In total, Snap’s third quarter revenue was $207.9 million, up 62 percent from a year ago but below Wall Street estimates of $235.5 million. Its net loss was $443.2 million — nearly four times the size of the loss a year ago and more than twice as large as what analysts had predicted. About half of that loss was because of the cost of stock-based compensation that the company pays its employees.
Snap added 5 million users to its Snapchat messaging service from the previous quarter, but that, too was below estimates from Wall Street, which expected 8 million new users.
Snap’s chief executive, Evan Spiegel, said revenue growth had been hurt by the company’s move to automate its ad-buying process. That transition caused ad pricing to drop by about 60 percent from the previous year, he said, though the change is now largely complete.
“I am grateful that this transition is nearly behind us,” Mr. Spiegel said on a call with analysts. “This has been a good test for our business.”
Mr. Spiegel also said that Snap was redesigning its app to make it easier to use and that the company would focus on user growth in 2018, as well as on content and augmented reality. In the past, Mr. Spiegel has said little about Snap’s product strategy. Unlike many other companies, Snap also does not give an estimate for future revenue in its earnings report.
Mr. Spiegel’s talk of goals for 2018 and notes of contrition were a welcome change. For the past two quarters, analysts have expressed frustration over Mr. Spiegel’s unwillingness to give guidance about the company’s product strategy. On stage at a recent conference, Mr. Spiegel said that he needed to do a better job communicating with investors.

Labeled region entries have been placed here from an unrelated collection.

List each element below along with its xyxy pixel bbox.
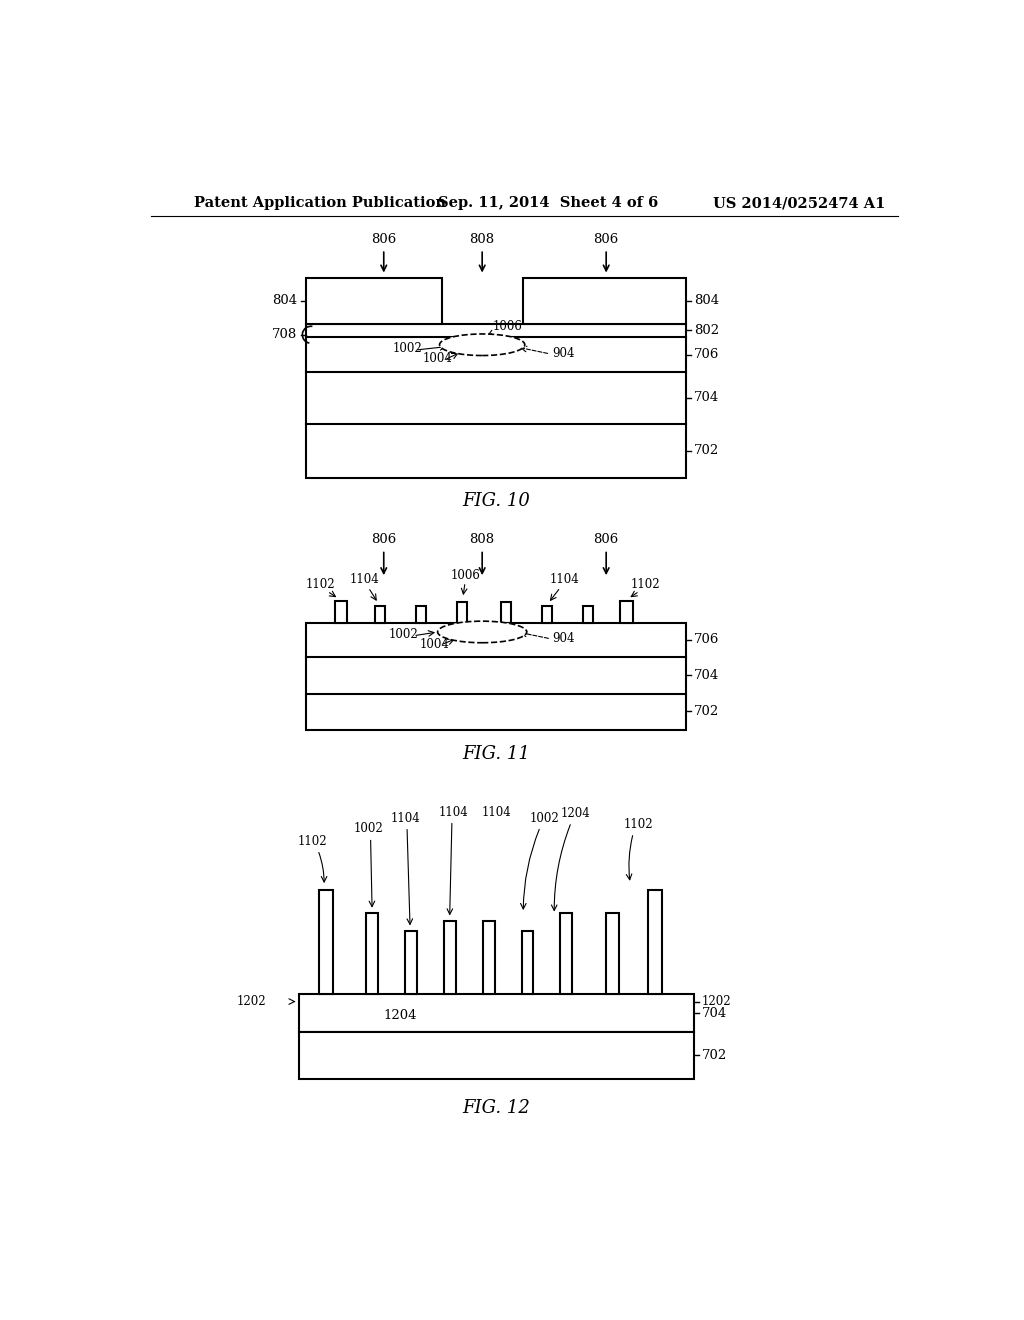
Text: 804: 804 [693,294,719,308]
Text: FIG. 11: FIG. 11 [462,744,530,763]
Bar [501,602,511,623]
Text: 804: 804 [271,294,297,308]
Text: 1102: 1102 [305,578,335,591]
Bar [306,277,442,323]
Text: 706: 706 [693,348,719,362]
Bar [542,606,552,623]
Bar [523,277,686,323]
Text: 1002: 1002 [530,812,560,825]
Text: 708: 708 [271,329,297,342]
Text: 806: 806 [371,533,396,546]
Text: 806: 806 [594,533,618,546]
Text: 802: 802 [693,323,719,337]
Bar [457,602,467,623]
Text: 1102: 1102 [624,818,652,832]
Bar [306,623,686,730]
Text: 904: 904 [552,347,574,360]
Bar [306,323,686,478]
Text: 704: 704 [693,391,719,404]
Text: 806: 806 [594,234,618,246]
Bar [483,921,495,994]
Text: 806: 806 [371,234,396,246]
Bar [375,606,385,623]
Bar [299,1032,693,1078]
Text: 1002: 1002 [388,628,418,642]
Text: 1002: 1002 [353,822,383,836]
Text: US 2014/0252474 A1: US 2014/0252474 A1 [713,197,886,210]
Text: 1102: 1102 [298,836,328,849]
Text: 1104: 1104 [349,573,379,586]
Text: Patent Application Publication: Patent Application Publication [194,197,445,210]
Bar [560,913,572,994]
Text: 1104: 1104 [438,807,468,818]
Text: 1202: 1202 [237,995,266,1008]
Bar [406,931,417,994]
Text: FIG. 10: FIG. 10 [462,492,530,511]
Text: 1102: 1102 [631,578,660,591]
Text: 704: 704 [701,1007,727,1019]
Text: 702: 702 [693,705,719,718]
Bar [299,994,693,1032]
Text: 706: 706 [693,634,719,647]
Bar [648,890,662,994]
Text: 704: 704 [693,668,719,681]
Text: 1006: 1006 [451,569,480,582]
Text: 1104: 1104 [550,573,580,586]
Bar [606,913,618,994]
Text: 1202: 1202 [701,995,731,1008]
Text: 1204: 1204 [384,1008,417,1022]
Text: 808: 808 [470,533,495,546]
Text: 808: 808 [470,234,495,246]
Text: 1002: 1002 [392,342,422,355]
Bar [366,913,378,994]
Text: 702: 702 [701,1049,727,1063]
Ellipse shape [439,334,524,355]
Bar [335,601,347,623]
Text: 1006: 1006 [493,321,522,333]
Bar [521,931,534,994]
Text: 1004: 1004 [423,352,453,366]
Bar [621,601,633,623]
Text: 1104: 1104 [481,807,511,818]
Bar [583,606,593,623]
Text: FIG. 12: FIG. 12 [462,1100,530,1117]
Text: 1104: 1104 [390,812,420,825]
Bar [318,890,333,994]
Ellipse shape [437,622,526,643]
Bar [444,921,456,994]
Bar [417,606,426,623]
Text: 1004: 1004 [419,638,450,651]
Text: 904: 904 [553,632,575,645]
Text: 1204: 1204 [561,807,591,820]
Text: 702: 702 [693,445,719,458]
Text: Sep. 11, 2014  Sheet 4 of 6: Sep. 11, 2014 Sheet 4 of 6 [438,197,658,210]
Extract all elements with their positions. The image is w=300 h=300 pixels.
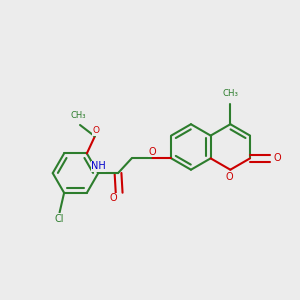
Text: O: O [92, 126, 99, 135]
Text: O: O [110, 194, 118, 203]
Text: O: O [148, 147, 156, 157]
Text: CH₃: CH₃ [71, 110, 86, 119]
Text: O: O [273, 153, 281, 163]
Text: NH: NH [91, 161, 106, 172]
Text: CH₃: CH₃ [222, 89, 238, 98]
Text: O: O [226, 172, 233, 182]
Text: Cl: Cl [54, 214, 64, 224]
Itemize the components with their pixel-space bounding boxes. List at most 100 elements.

Snap also indicated it was cutting back on Spectacles, its video recording sunglasses. The company said it had “misjudged strong early demand for Spectacles” and wrote off $39.9 million of the sunglasses in the quarter.
Brian Wieser, a senior research analyst at Pivotal Research Group, said there remained reasons for optimism about Snap and he questioned Wall Street’s focus on user growth.
“The last time I checked this isn’t a subscription business,” he said of Snapchat. “They’ve done really well retaining their users. They’re doing well at what they say they can do.”
Snap has also avoided the kind of criticism that other tech companies have faced over the use of their technology to spread false and misleading information. Last week, Facebook, Twitter and Google faced questions from Congress about how they were turned into a distribution platform for bogus news during the 2016 presidential campaign. Snap tightly controls the news and entertainment content that appears on its Discover news platform.